1.5 Sistematika Penulisan
Secara garis besar, tema skripsi ini akan dijabarkan dalam lima bab. Bab I akan membahas mengenai latar belakang tulisan ini dibuat, rumusan masalah, metode
penulisan, tujuan dan sistematika penulisannya. Bagian ini menjadi garis besar alur dan cara penulisan skripsi ini.

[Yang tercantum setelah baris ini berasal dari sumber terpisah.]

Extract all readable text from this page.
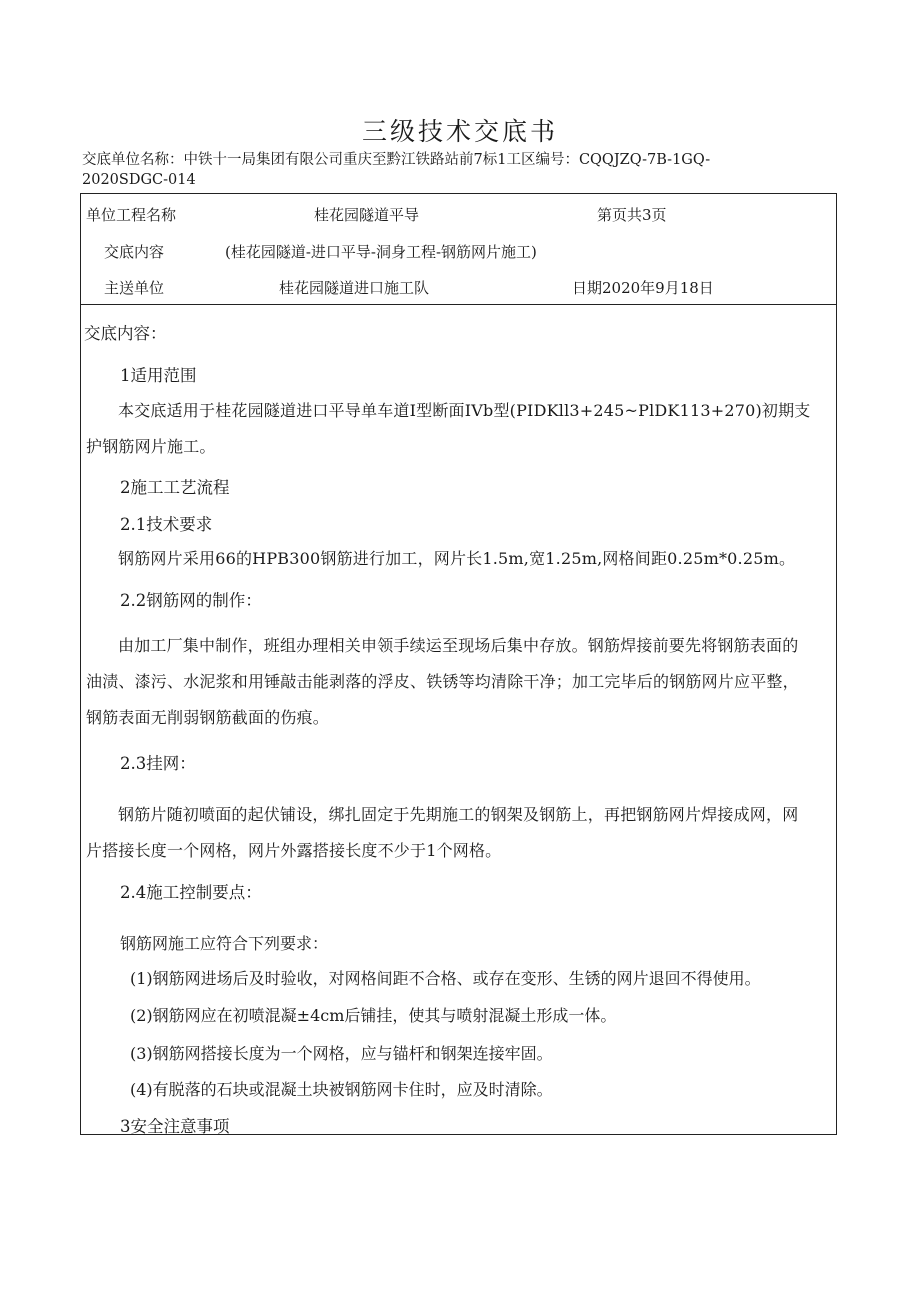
三级技术交底书
交底单位名称：中铁十一局集团有限公司重庆至黔江铁路站前7标1工区编号：CQQJZQ-7B-1GQ-2020SDGC-014
单位工程名称	桂花园隧道平导	第页共3页
交底内容	(桂花园隧道-进口平导-洞身工程-钢筋网片施工)
主送单位	桂花园隧道进口施工队	日期2020年9月18日
交底内容：
1适用范围
本交底适用于桂花园隧道进口平导单车道I型断面IVb型(PIDKll3+245~PlDK113+270)初期支护钢筋网片施工。
2施工工艺流程
2.1技术要求
钢筋网片采用66的HPB300钢筋进行加工，网片长1.5m,宽1.25m,网格间距0.25m*0.25m。
2.2钢筋网的制作：
由加工厂集中制作，班组办理相关申领手续运至现场后集中存放。钢筋焊接前要先将钢筋表面的油渍、漆污、水泥浆和用锤敲击能剥落的浮皮、铁锈等均清除干净；加工完毕后的钢筋网片应平整，钢筋表面无削弱钢筋截面的伤痕。
2.3挂网：
钢筋片随初喷面的起伏铺设，绑扎固定于先期施工的钢架及钢筋上，再把钢筋网片焊接成网，网片搭接长度一个网格，网片外露搭接长度不少于1个网格。
2.4施工控制要点：
钢筋网施工应符合下列要求：
(1)钢筋网进场后及时验收，对网格间距不合格、或存在变形、生锈的网片退回不得使用。
(2)钢筋网应在初喷混凝±4cm后铺挂，使其与喷射混凝土形成一体。
(3)钢筋网搭接长度为一个网格，应与锚杆和钢架连接牢固。
(4)有脱落的石块或混凝土块被钢筋网卡住时，应及时清除。
3安全注意事项
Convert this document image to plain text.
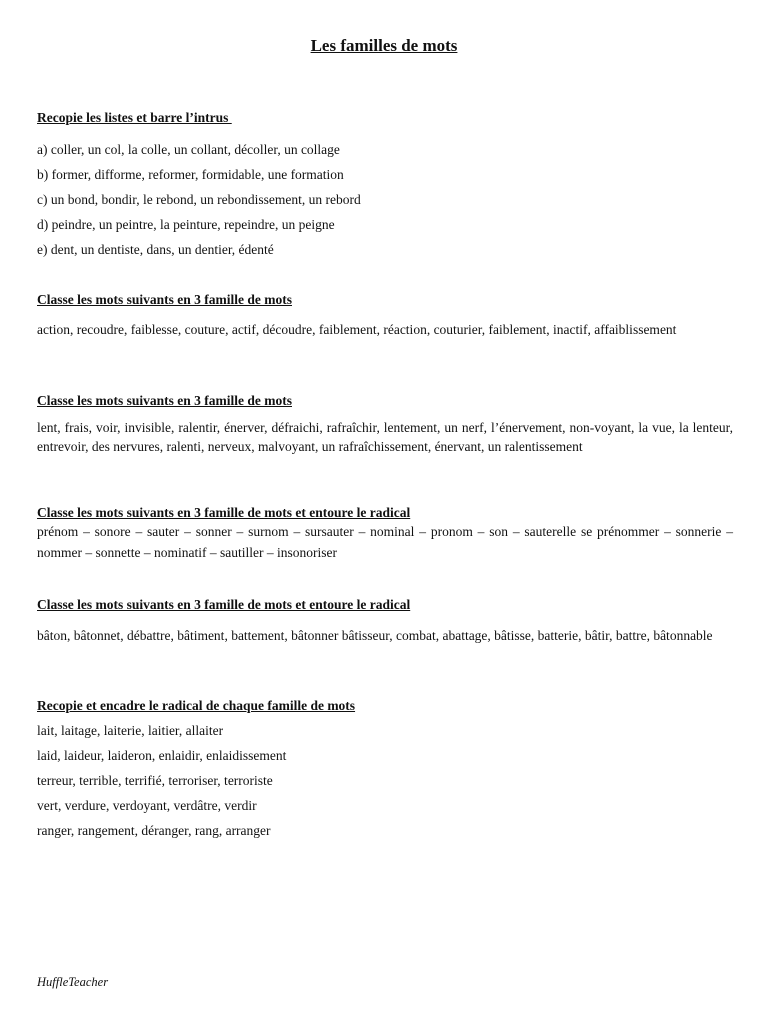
Les familles de mots

Recopie les listes et barre l’intrus

a) coller, un col, la colle, un collant, décoller, un collage

b) former, difforme, reformer, formidable, une formation

c) un bond, bondir, le rebond, un rebondissement, un rebord

d) peindre, un peintre, la peinture, repeindre, un peigne

e) dent, un dentiste, dans, un dentier, édenté

Classe les mots suivants en 3 famille de mots

action, recoudre, faiblesse, couture, actif, découdre, faiblement, réaction, couturier, faiblement, inactif, affaiblissement

Classe les mots suivants en 3 famille de mots

lent, frais, voir, invisible, ralentir, énerver, défraichi, rafraîchir, lentement, un nerf, l’énervement, non-voyant, la vue, la lenteur, entrevoir, des nervures, ralenti, nerveux, malvoyant, un rafraîchissement, énervant, un ralentissement

Classe les mots suivants en 3 famille de mots et entoure le radical

prénom – sonore – sauter – sonner – surnom – sursauter – nominal – pronom – son – sauterelle se prénommer – sonnerie – nommer – sonnette – nominatif – sautiller – insonoriser

Classe les mots suivants en 3 famille de mots et entoure le radical

bâton, bâtonnet, débattre, bâtiment, battement, bâtonner bâtisseur, combat, abattage, bâtisse, batterie, bâtir, battre, bâtonnable

Recopie et encadre le radical de chaque famille de mots

lait, laitage, laiterie, laitier, allaiter

laid, laideur, laideron, enlaidir, enlaidissement

terreur, terrible, terrifié, terroriser, terroriste

vert, verdure, verdoyant, verdâtre, verdir

ranger, rangement, déranger, rang, arranger

HuffleTeacher
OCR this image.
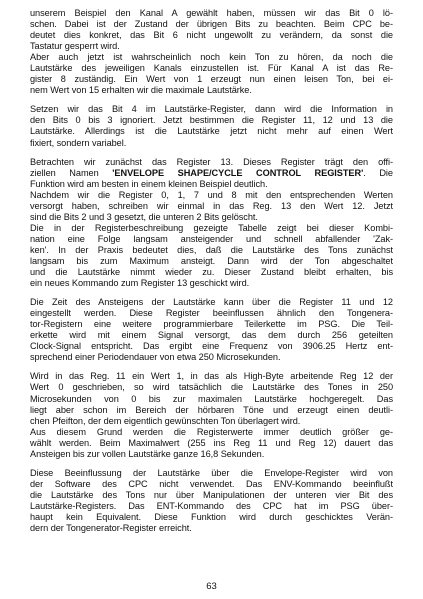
unserem Beispiel den Kanal A gewählt haben, müssen wir das Bit 0 lö-
schen. Dabei ist der Zustand der übrigen Bits zu beachten. Beim CPC be-
deutet dies konkret, das Bit 6 nicht ungewollt zu verändern, da sonst die
Tastatur gesperrt wird.
Aber auch jetzt ist wahrscheinlich noch kein Ton zu hören, da noch die
Lautstärke des jeweiligen Kanals einzustellen ist. Für Kanal A ist das Re-
gister 8 zuständig. Ein Wert von 1 erzeugt nun einen leisen Ton, bei ei-
nem Wert von 15 erhalten wir die maximale Lautstärke.

Setzen wir das Bit 4 im Lautstärke-Register, dann wird die Information in
den Bits 0 bis 3 ignoriert. Jetzt bestimmen die Register 11, 12 und 13 die
Lautstärke. Allerdings ist die Lautstärke jetzt nicht mehr auf einen Wert
fixiert, sondern variabel.

Betrachten wir zunächst das Register 13. Dieses Register trägt den offi-
ziellen Namen 'ENVELOPE SHAPE/CYCLE CONTROL REGISTER'. Die
Funktion wird am besten in einem kleinen Beispiel deutlich.
Nachdem wir die Register 0, 1, 7 und 8 mit den entsprechenden Werten
versorgt haben, schreiben wir einmal in das Reg. 13 den Wert 12. Jetzt
sind die Bits 2 und 3 gesetzt, die unteren 2 Bits gelöscht.
Die in der Registerbeschreibung gezeigte Tabelle zeigt bei dieser Kombi-
nation eine Folge langsam ansteigender und schnell abfallender 'Zak-
ken'. In der Praxis bedeutet dies, daß die Lautstärke des Tons zunächst
langsam bis zum Maximum ansteigt. Dann wird der Ton abgeschaltet
und die Lautstärke nimmt wieder zu. Dieser Zustand bleibt erhalten, bis
ein neues Kommando zum Register 13 geschickt wird.

Die Zeit des Ansteigens der Lautstärke kann über die Register 11 und 12
eingestellt werden. Diese Register beeinflussen ähnlich den Tongenera-
tor-Registern eine weitere programmierbare Teilerkette im PSG. Die Teil-
erkette wird mit einem Signal versorgt, das dem durch 256 geteilten
Clock-Signal entspricht. Das ergibt eine Frequenz von 3906.25 Hertz ent-
sprechend einer Periodendauer von etwa 250 Microsekunden.

Wird in das Reg. 11 ein Wert 1, in das als High-Byte arbeitende Reg 12 der
Wert 0 geschrieben, so wird tatsächlich die Lautstärke des Tones in 250
Microsekunden von 0 bis zur maximalen Lautstärke hochgeregelt. Das
liegt aber schon im Bereich der hörbaren Töne und erzeugt einen deutli-
chen Pfeifton, der dem eigentlich gewünschten Ton überlagert wird.
Aus diesem Grund werden die Registerwerte immer deutlich größer ge-
wählt werden. Beim Maximalwert (255 ins Reg 11 und Reg 12) dauert das
Ansteigen bis zur vollen Lautstärke ganze 16,8 Sekunden.

Diese Beeinflussung der Lautstärke über die Envelope-Register wird von
der Software des CPC nicht verwendet. Das ENV-Kommando beeinflußt
die Lautstärke des Tons nur über Manipulationen der unteren vier Bit des
Lautstärke-Registers. Das ENT-Kommando des CPC hat im PSG über-
haupt kein Equivalent. Diese Funktion wird durch geschicktes Verän-
dern der Tongenerator-Register erreicht.

63
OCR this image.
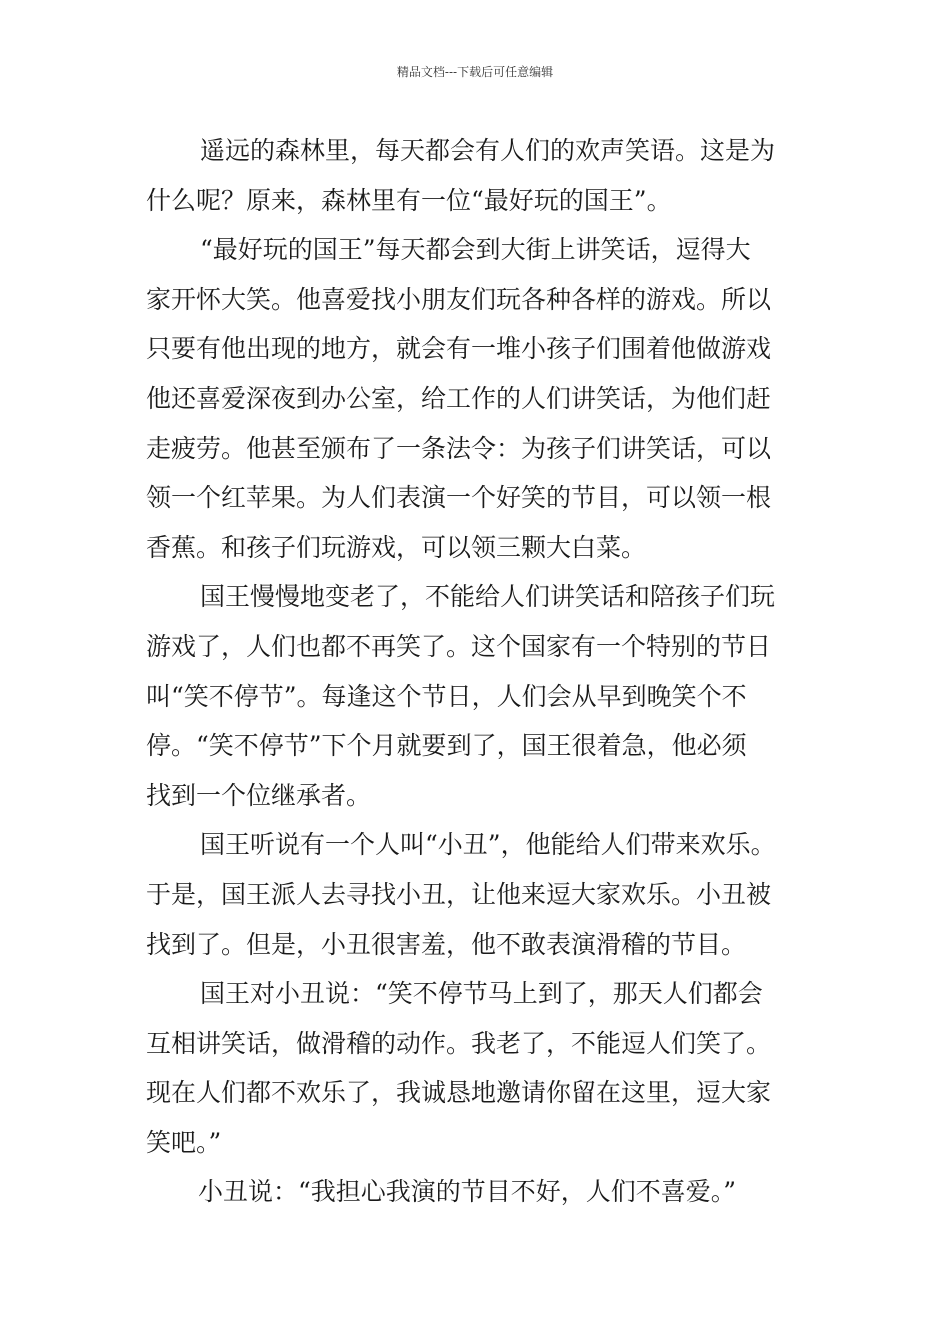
精品文档---下载后可任意编辑
遥远的森林里，每天都会有人们的欢声笑语。这是为
什么呢？原来，森林里有一位“最好玩的国王”。
“最好玩的国王”每天都会到大街上讲笑话，逗得大
家开怀大笑。他喜爱找小朋友们玩各种各样的游戏。所以
只要有他出现的地方，就会有一堆小孩子们围着他做游戏
他还喜爱深夜到办公室，给工作的人们讲笑话，为他们赶
走疲劳。他甚至颁布了一条法令：为孩子们讲笑话，可以
领一个红苹果。为人们表演一个好笑的节目，可以领一根
香蕉。和孩子们玩游戏，可以领三颗大白菜。
国王慢慢地变老了，不能给人们讲笑话和陪孩子们玩
游戏了，人们也都不再笑了。这个国家有一个特别的节日
叫“笑不停节”。每逢这个节日，人们会从早到晚笑个不
停。“笑不停节”下个月就要到了，国王很着急，他必须
找到一个位继承者。
国王听说有一个人叫“小丑”，他能给人们带来欢乐。
于是，国王派人去寻找小丑，让他来逗大家欢乐。小丑被
找到了。但是，小丑很害羞，他不敢表演滑稽的节目。
国王对小丑说：“笑不停节马上到了，那天人们都会
互相讲笑话，做滑稽的动作。我老了，不能逗人们笑了。
现在人们都不欢乐了，我诚恳地邀请你留在这里，逗大家
笑吧。”
小丑说：“我担心我演的节目不好，人们不喜爱。”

Bab II akan membahas musik gamelan Jawa dari sisi sejarah, sistem tangga nada gamelan Jawa slendro dan pelog, bentuk tembang dan gending pada
umumnya, dan C. Hardjasoebrata sebagai pelopor inkulturasi gending Gereja. Gamelan Jawa merupakan produk kebudayaan Jawa melalui interaksinya dengan
kebudayaan Hindu-Jawa, dan Islam-Jawa. Tangganada yang digunakan adalah tangganada slendro dan pelog, masing-masing dengan tiga pathet. Tangganada
pelog lah paling mendekati tangganada diatonis. Bab III akan membahas istilah inkulturasi, teologi inkulturasi, tahap-tahap dan
metode inkulturasi, serta dimensi-dimensi musik liturgi. Konsili Vatikan II membuka pintu dan jendela bagi perkembangan jaman. Tanpa terbuka pada
adanya penyesuaian, Gereja hanya akan menjadi seonggok museum yang sekadar menyimpan dan meneruskan tradisi tanpa mempedulikan orang-orang yang ada di
dalamnya. Perayaan liturgi pun menjadi kurang menyentuh karena hanya merupakan urusan hierarki saja, dan partisipasi umat kurang diperhitungkan.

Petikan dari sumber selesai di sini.